4.1 Basic Input Data File Formats Supported

Most data input files to SOLAR must be either PEDSYS data files or Comma Delimited data files. (The map and freq files, which are relatively short, are exceptions. They are space delimited, and have fields prescribed by position.) SOLAR can read both PEDSYS data files and Comma Delimited data files interchangeably. (Some database systems call Comma Delimited files "Comma Separated" or "CSV." Most database systems can export suitable files whatever they happen to call them.) SOLAR automatically determines the type of files you have and reads them appropriately. PEDSYS data files require matching code files (which have the same name up to the last dot but with the extension .cde or .CDE) which describe the data fields (see section 4.1.4 below). Comma delimited files have a header line (described below in section 4.1.3) to identify the data fields.

4.1.1 Use Blank to specify missing data

In most cases, missing data is specified by blanking individual data fields. For PEDSYS files, this means the data field is filled with space characters. For Comma Delimited files, this is usually specified by having no characters between the delimiting commas or the first or last comma and the beginning or ending of the line, but it could also be specified by any number of space characters. SOLAR ignores leading and trailing space characters for any data field.

4.1.2 Field Name Lengths and Characters

The names you use for data fields should be (and in many cases must be) unambiguous in their case insensitive form. For example, you must not have one field named AGE and another named age. SOLAR will not be able to tell these names apart. As much as possible within a Tcl-based program running on Unix or linux, SOLAR has been designed to be case insensitive (because we like it that way). The SOLAR command names (such as trait), however, must all be entered in lower case. Generally we use lower case for everything or nearly so, but there is no requirement that you do this.

Field names in pedigree and phenotype files can be any length but must be unique in 18 characters or less. (In some messages, SOLAR might truncate your names to even less than 18 characters, but this will not affect operation.)

It is recommended that you only use characters A-Z, a-z, 0-9, and underscore (_) in your field names. Some other special characters may work, but are not recommended. The following characters will particularly cause problems: / ^ # : , and space. This is only true for the field names; in the actual data itself special characters are allowed for some data types, though most data for SOLAR consists of numbers.

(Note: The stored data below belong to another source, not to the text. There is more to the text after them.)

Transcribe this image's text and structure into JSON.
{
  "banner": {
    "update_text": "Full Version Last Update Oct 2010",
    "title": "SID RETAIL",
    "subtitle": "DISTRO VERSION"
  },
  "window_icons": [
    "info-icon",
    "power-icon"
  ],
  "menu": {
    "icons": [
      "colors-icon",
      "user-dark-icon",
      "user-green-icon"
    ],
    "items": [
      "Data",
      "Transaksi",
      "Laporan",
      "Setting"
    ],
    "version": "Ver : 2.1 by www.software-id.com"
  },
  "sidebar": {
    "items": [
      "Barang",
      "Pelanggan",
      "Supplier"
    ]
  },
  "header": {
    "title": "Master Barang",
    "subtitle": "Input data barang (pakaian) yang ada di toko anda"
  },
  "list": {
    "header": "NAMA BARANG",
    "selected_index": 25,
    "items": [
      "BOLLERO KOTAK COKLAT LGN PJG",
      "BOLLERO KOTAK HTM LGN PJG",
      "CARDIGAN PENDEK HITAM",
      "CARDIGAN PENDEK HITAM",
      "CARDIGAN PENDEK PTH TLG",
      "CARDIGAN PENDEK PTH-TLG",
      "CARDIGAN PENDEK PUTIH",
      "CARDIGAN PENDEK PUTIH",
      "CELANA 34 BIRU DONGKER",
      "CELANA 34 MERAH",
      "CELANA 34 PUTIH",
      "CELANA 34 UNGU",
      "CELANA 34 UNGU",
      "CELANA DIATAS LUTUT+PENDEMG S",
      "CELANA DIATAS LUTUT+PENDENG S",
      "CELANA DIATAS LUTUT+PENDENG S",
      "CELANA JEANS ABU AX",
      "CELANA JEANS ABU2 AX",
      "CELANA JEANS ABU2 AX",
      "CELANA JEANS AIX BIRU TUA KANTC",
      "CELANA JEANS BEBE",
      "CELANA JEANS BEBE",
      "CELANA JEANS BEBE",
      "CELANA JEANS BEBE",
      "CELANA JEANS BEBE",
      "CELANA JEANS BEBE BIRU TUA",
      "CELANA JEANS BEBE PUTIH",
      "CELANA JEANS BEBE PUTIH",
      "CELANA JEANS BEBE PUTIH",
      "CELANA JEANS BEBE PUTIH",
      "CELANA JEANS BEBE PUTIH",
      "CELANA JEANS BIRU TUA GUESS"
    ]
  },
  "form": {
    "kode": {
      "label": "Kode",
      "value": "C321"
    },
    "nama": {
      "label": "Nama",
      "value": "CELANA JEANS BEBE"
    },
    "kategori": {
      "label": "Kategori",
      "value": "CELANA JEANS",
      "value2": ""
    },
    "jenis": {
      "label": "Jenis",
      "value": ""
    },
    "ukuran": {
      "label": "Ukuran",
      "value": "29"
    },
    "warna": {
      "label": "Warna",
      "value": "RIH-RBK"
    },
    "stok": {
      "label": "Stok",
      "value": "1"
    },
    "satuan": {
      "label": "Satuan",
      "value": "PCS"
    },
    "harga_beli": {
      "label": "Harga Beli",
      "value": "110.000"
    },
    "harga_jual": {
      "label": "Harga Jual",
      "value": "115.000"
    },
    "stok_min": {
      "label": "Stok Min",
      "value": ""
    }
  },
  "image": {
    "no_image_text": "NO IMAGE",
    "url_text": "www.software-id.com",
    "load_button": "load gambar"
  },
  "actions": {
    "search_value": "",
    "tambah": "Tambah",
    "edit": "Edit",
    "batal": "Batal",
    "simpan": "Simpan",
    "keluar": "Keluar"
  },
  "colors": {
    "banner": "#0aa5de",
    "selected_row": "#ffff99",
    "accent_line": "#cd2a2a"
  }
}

4.1.3 Comma Delimited Field Names

Comma Delimited files must have a first record (called the header) which is a comma delimited list of the field names. Most database systems produce a suitable header record, but if yours does not you can edit the file to add one with an ASCII text file editor such as vi or emacs. Note that SOLAR does not allow field names to have spaces in them, and does not like null field names (names with no characters in them). Beware of database systems which may leave null field names at the end of the header when the file was created by certain SQL operations. (Most trouble that people have with SOLAR relates to data file formatting or data errors. If you are having trouble, please look at your data files carefully.) Here is a typical example of a header line:

        ID,AGE,EF,Q1,Q2,Q3,Q4,Q5

It is permitted to suffix each field name with a type identification word after a colon (:). This is fairly common for comma delimited files exported from some database systems. SOLAR, however, does not use these type identifications. The type of each data field is determined by its name, and, in most cases, numbers only are expected. SOLAR ignores the contents of fields which it isn't asked to read, so they can contain anything (except commas or newlines). A header line with type identifications might look like this:

        id:char,age:int,ef:int,q1:float,q2:float,q3:float,d1:int

4.1.4 PEDSYS Field Names

This section applies to the use of PEDSYS data files only.

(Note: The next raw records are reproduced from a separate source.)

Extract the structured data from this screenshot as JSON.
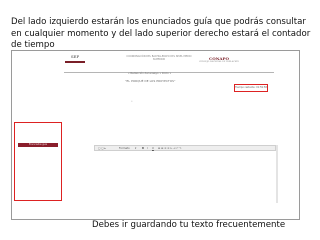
{
  "intro_text": "Del lado izquierdo estarán los enunciados guía que podrás consultar en cualquier momento y del lado superior derecho estará el contador de tiempo",
  "page_header": {
    "logo_left": "SEP",
    "header_text": "COORDINACIÓN DEL BACHILLERATO DEL NIVEL MEDIO SUPERIOR",
    "logo_right": "CONAPO",
    "logo_right_sub": "CONSEJO NACIONAL DE POBLACIÓN"
  },
  "nav_text": "« Redacción del ensayo » Inicio »",
  "essay_title": "“EL PORQUÉ DE LOS PROYECTOS”",
  "counter_text": "Tiempo restante: 01:59:58",
  "guide_button_label": "Enunciados guía",
  "toolbar": {
    "font_label": "Formato",
    "bold_icon": "B",
    "italic_icon": "I",
    "underline_icon": "U"
  },
  "bottom_note": "Debes ir guardando tu texto frecuentemente",
  "colors": {
    "highlight_red": "#dd2222",
    "brand_maroon": "#8a1e2b"
  }
}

When using PEDSYS files, the names of data fields are defined in the Code file (.cde). We have decided to use the concatenation of the first 3 (out of 4) Mnemonics with restrictions described below. SOLAR ignores the "Description" field of code files because it is wordy and usually contains spaces (and such strings would not make good variable names).

Successive mnemonics are concatenated to produce field names of up to 18 characters. Concatenation of mnemonics is terminated by the first blank mnemonic or the first occurrance of a PEDSYS "standard" mnemonic (GENO, PHENO, G'TYPE, P'TYPE, INFERD). (This is a change from the behavior of SOLAR versions prior to 1.5.0.)

For example, consider this (edited by hand) code file:

	    REFORMATTED REFORMATTED MERGE merge.out & zno_ma.out  
	    6 EGO PERMANENT ID      ID                          C
	    6 AGE AT CLINIC VISIT   AGE    CLINIC               R
	    2 Diabetes Medication   Diabet Meds                 R
	    2 Diabetes Status       DiabetStat                  I
	    2 Weight at clinic	    Weight PHENO                R
	    2 Antilipid Drugs       Lip    Meds                 R

The SOLAR field names would be ID, AGECLINIC, DiabetMeds, DiabetStat, Weight, and LipMeds.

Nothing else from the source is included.